In brief, quantile mapping is shown, as previously known, to be highly effective for bias correction. However, if there is still an ensemble spread reliability problem after bias correction, quantile mapping cannot fix up the problem. Think of a limiting case. The ensemble members are all identical and therefore have no spread and we know the forecast is not perfect. Applying quantile mapping will not introduce even an ounce of spread to the ensemble.

When past forecasts are not correlated with observations in any way for a particular situation, we should not be insisting on using the erroneous forecasts, and should instead revert to climatology forecasts. Take this point further with another limiting case. Past forecasts are found to be negatively correlated with observations for a particular situation. Applying quantile mapping cannot reverse or remove the negative correlation, as the order of values after quantile mapping does not change.

The good news is that there are alternatives to the quantile mapping method. In the paper, we demonstrated that the Bayesian joint probability method was effective in achieving bias correction, making forecast ensemble spread reliable, and steering the forecasts to climatology when the raw forecasts had no underlying skill.

If you are interested in the topic, take a look at the paper here. The authors would love to hear your thoughts.

Finally, may I use this opportunity to let you know that I recently made a career change by joining the University of Melbourne as a professor of hydrological forecasting. Leaving the fantastic water forecasting team in CSIRO that I built and loved was one of the most difficult decisions I had to make. I look forward to continuing to work with my colleagues at CSIRO and indeed the HEPEX community to advance research and practice of ensemble hydrological forecasting. My new email contact is quan.wang@unimelb.edu.au.

* with inputs from Tony Zhao, James Bennett, Andrew Schepen, Andy Wood, David Robertson, and Maria-Helena Ramos, after several discussions in the past months.

2 comments

  1. This is indeed very interesting. We demonstrated that QM can provide consistent and significant CC impacts on water resources in alpine regions if long term means and variability is corrected. Would be great to discuss this further.
    Best regards, David

    1. Thanks for your comment David. Our study is most relevant to forecasting applications – the findings don’t really apply to climate change applications.
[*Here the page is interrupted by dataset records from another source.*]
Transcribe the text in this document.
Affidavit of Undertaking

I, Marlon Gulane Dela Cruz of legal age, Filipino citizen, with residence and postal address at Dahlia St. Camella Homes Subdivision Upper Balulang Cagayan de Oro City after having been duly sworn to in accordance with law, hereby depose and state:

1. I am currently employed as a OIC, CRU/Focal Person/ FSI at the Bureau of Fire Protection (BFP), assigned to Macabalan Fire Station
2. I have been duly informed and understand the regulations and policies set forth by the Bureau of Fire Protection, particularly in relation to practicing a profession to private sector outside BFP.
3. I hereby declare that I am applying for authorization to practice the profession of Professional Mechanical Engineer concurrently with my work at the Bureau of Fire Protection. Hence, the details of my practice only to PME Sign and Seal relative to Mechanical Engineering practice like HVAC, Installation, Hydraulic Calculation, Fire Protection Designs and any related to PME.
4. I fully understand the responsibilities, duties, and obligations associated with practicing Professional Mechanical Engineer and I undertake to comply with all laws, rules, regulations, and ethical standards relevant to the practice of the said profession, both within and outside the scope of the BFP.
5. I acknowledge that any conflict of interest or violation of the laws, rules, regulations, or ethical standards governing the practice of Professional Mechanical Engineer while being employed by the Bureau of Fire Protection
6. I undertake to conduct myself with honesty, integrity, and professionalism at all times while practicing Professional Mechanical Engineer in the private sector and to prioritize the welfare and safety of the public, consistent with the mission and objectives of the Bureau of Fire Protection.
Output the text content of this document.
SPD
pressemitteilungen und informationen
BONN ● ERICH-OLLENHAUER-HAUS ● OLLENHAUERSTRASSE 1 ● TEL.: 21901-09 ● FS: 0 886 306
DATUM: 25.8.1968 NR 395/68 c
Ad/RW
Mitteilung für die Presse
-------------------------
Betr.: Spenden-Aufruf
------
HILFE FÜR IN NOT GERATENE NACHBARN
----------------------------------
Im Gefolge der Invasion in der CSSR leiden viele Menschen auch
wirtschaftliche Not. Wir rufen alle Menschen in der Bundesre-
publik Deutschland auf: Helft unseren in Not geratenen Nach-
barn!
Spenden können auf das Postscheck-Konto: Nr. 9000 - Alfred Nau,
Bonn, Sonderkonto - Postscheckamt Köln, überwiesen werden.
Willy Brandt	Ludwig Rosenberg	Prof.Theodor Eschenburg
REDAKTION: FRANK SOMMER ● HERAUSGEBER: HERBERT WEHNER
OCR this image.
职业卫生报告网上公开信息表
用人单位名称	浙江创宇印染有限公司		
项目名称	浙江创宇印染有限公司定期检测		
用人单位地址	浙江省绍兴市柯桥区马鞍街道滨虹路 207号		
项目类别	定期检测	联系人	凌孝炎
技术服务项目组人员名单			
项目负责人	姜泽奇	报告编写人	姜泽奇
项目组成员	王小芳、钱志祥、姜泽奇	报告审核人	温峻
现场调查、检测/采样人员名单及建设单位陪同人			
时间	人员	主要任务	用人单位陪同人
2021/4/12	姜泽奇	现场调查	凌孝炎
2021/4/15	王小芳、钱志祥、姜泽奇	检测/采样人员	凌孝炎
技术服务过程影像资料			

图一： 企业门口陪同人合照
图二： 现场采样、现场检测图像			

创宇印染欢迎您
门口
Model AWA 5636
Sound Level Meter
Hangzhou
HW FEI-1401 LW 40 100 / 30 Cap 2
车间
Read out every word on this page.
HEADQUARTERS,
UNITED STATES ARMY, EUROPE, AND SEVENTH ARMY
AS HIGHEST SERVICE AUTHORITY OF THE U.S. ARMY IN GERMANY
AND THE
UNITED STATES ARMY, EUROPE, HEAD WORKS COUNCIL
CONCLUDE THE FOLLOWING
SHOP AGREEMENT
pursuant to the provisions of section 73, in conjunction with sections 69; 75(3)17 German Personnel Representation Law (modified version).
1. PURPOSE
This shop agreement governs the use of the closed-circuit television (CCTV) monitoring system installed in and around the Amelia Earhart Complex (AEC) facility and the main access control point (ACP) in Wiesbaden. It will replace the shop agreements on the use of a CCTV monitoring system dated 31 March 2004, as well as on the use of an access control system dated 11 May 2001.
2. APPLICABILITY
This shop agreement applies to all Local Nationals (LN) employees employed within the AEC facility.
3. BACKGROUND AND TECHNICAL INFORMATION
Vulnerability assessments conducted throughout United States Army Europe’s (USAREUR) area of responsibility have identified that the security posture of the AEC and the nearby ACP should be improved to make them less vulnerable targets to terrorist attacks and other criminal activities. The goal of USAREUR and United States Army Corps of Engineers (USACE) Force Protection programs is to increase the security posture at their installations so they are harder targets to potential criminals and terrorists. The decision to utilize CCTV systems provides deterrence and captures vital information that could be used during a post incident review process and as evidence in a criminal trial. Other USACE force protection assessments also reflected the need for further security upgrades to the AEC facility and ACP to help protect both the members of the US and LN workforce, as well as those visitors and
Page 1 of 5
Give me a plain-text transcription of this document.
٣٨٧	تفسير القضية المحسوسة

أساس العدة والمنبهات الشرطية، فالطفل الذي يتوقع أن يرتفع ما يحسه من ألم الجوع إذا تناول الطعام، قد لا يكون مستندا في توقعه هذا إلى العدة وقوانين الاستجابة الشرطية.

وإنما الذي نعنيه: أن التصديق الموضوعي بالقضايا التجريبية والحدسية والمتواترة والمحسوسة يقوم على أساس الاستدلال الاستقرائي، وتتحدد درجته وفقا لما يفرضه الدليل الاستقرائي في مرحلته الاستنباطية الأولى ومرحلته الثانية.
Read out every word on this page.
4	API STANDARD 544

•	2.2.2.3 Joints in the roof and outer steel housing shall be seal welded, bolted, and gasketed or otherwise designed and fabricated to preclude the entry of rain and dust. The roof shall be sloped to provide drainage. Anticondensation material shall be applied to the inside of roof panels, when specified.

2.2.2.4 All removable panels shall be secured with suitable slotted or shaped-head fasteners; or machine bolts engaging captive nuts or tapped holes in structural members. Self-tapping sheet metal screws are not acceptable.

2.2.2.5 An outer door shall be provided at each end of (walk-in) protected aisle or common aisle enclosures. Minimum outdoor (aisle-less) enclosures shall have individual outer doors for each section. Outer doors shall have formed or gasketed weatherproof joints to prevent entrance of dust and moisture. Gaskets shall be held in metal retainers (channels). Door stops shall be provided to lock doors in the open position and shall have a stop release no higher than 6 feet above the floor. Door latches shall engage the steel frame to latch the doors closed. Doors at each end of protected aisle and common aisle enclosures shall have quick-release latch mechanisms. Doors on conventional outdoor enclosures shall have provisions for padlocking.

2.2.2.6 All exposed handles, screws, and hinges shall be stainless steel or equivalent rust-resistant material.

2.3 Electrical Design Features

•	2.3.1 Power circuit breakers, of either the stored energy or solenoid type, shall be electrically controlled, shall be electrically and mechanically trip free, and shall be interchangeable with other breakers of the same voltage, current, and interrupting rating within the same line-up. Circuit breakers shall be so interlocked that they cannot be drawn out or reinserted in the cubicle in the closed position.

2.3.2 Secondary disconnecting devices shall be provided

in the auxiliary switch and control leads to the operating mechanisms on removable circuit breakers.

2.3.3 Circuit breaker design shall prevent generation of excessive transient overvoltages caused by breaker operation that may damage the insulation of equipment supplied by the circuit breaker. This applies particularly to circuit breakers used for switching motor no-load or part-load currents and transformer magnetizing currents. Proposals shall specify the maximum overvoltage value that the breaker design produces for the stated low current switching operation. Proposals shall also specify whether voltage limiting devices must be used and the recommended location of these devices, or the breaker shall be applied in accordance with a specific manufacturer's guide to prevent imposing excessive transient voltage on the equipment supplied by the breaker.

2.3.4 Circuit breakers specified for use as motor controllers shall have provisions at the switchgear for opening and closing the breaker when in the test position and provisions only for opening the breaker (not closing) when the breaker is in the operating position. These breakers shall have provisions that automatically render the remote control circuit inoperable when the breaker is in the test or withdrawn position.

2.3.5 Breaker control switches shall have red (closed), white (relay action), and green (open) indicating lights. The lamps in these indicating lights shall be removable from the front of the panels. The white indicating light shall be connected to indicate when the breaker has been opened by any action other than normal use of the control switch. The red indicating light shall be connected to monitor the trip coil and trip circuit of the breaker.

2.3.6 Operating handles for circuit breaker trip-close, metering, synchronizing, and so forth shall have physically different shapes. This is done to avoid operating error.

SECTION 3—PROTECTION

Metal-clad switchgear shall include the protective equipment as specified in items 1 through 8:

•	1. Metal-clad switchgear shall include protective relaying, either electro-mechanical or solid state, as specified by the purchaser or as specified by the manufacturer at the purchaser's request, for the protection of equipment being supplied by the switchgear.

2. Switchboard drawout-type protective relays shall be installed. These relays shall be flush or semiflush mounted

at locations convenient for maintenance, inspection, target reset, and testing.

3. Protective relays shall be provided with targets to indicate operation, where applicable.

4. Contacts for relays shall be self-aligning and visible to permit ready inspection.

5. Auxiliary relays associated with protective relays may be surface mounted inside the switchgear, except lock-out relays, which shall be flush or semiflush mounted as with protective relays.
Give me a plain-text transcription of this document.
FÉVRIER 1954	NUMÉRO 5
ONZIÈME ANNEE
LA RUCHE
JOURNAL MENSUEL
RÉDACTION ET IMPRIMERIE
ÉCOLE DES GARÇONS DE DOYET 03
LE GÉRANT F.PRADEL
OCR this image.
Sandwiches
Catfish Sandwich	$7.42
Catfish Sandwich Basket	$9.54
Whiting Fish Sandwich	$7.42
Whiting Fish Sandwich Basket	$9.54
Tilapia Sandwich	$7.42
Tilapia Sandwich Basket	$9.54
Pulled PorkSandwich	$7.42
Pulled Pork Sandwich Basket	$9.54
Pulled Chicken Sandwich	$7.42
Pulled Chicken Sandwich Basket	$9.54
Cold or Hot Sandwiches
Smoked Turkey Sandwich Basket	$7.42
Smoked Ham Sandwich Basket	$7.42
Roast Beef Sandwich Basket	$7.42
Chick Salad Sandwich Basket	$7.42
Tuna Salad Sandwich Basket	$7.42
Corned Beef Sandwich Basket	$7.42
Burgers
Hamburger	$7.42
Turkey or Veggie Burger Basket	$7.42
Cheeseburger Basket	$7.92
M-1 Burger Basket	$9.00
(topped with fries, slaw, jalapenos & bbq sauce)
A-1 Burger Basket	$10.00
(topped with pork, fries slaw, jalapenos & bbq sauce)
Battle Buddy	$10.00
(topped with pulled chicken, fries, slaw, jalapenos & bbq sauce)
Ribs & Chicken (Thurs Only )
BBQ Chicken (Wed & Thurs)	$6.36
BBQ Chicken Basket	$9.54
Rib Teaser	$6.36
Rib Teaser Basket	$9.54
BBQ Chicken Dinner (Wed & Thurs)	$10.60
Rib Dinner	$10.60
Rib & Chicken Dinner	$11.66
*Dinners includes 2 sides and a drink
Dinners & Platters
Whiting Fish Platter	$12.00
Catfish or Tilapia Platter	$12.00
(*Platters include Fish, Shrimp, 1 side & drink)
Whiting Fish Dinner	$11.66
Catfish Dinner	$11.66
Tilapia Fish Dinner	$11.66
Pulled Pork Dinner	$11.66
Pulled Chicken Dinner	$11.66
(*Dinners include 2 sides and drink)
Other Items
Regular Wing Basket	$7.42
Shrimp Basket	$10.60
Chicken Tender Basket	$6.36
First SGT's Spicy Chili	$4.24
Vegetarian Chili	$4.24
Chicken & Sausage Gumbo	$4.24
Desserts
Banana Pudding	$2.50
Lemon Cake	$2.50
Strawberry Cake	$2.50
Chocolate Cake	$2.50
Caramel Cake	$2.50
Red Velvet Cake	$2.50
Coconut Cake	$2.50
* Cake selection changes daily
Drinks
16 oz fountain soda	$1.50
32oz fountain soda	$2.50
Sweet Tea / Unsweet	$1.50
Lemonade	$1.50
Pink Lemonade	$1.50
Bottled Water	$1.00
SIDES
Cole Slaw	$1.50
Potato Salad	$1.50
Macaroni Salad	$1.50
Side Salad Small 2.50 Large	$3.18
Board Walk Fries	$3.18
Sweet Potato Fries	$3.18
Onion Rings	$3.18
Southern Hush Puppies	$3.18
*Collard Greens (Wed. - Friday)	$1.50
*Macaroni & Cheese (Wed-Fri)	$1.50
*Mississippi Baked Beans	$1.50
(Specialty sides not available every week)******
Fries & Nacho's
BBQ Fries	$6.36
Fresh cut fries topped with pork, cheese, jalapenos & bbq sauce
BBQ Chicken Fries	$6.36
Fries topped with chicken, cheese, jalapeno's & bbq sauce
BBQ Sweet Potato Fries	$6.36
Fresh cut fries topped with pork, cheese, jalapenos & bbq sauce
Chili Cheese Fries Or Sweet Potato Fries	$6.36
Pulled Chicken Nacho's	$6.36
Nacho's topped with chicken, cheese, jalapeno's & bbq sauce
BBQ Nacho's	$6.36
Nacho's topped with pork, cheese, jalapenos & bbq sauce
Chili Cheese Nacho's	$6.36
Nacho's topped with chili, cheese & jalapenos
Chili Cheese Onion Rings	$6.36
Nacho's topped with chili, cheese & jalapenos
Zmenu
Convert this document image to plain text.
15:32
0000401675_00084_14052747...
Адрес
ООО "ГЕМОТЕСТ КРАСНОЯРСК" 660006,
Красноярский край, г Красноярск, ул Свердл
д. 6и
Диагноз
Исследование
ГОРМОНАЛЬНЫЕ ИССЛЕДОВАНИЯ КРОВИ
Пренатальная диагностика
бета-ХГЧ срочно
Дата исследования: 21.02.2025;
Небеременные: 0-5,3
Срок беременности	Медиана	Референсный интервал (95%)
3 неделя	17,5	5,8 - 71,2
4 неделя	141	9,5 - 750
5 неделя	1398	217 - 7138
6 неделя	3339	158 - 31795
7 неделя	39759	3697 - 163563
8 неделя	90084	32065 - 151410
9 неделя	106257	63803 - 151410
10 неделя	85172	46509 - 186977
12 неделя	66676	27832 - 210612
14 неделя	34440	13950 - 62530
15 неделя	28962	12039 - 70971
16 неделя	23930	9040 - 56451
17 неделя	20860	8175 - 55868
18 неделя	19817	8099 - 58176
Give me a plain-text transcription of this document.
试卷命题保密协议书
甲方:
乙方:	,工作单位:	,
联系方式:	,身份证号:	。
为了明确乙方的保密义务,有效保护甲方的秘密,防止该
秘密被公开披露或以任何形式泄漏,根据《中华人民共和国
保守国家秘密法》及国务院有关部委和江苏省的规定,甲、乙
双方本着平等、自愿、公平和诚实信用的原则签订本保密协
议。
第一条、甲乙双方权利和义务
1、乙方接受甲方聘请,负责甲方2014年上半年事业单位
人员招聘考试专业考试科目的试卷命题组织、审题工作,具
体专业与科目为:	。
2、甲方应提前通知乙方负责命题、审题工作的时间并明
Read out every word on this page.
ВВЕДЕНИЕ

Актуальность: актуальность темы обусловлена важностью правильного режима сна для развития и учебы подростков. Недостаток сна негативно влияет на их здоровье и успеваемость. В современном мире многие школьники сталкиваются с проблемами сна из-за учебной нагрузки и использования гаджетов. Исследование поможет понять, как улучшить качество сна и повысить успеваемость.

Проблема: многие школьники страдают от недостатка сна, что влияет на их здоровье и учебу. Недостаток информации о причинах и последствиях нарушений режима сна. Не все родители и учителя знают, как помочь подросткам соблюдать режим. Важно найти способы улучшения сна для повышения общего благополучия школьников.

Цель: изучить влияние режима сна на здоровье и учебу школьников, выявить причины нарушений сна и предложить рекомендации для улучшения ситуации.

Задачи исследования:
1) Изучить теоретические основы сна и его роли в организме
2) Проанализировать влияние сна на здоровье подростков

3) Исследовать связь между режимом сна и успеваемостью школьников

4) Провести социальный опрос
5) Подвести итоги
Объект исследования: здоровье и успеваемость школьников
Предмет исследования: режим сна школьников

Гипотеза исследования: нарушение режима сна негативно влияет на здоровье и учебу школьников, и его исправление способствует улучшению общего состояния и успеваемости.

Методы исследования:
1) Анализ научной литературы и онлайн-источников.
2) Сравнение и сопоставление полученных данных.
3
Forecast calibration methods (like the BJP) require observations to be synchronous with retrospective forecasts, which isn’t the case with climate projections. In a long-range climate change simulation, you don’t expect, e.g., January 2010 rainfall over a particular grid cell to look exactly like the observation for that month/location (because climate projections are typically initialised decades earlier, and then allowed to freely evolve). But for a rainfall forecast, we do expect January 2010 rainfall to predict the observation accurately, and we can use the correlation (or lack thereof) of forecasts with observations for calibration. What we do expect with climate change simulations is that, say, the 1960-1990 simulated climate matches the observed climate. If it does not, QM is very good at correcting biases, so for climate change applications it is a sensible choice – we discuss this a little in the paper. In forecasting we have more information with which to correct our outputs (correlation of forecasts with obs), and our argument is that we should use this information.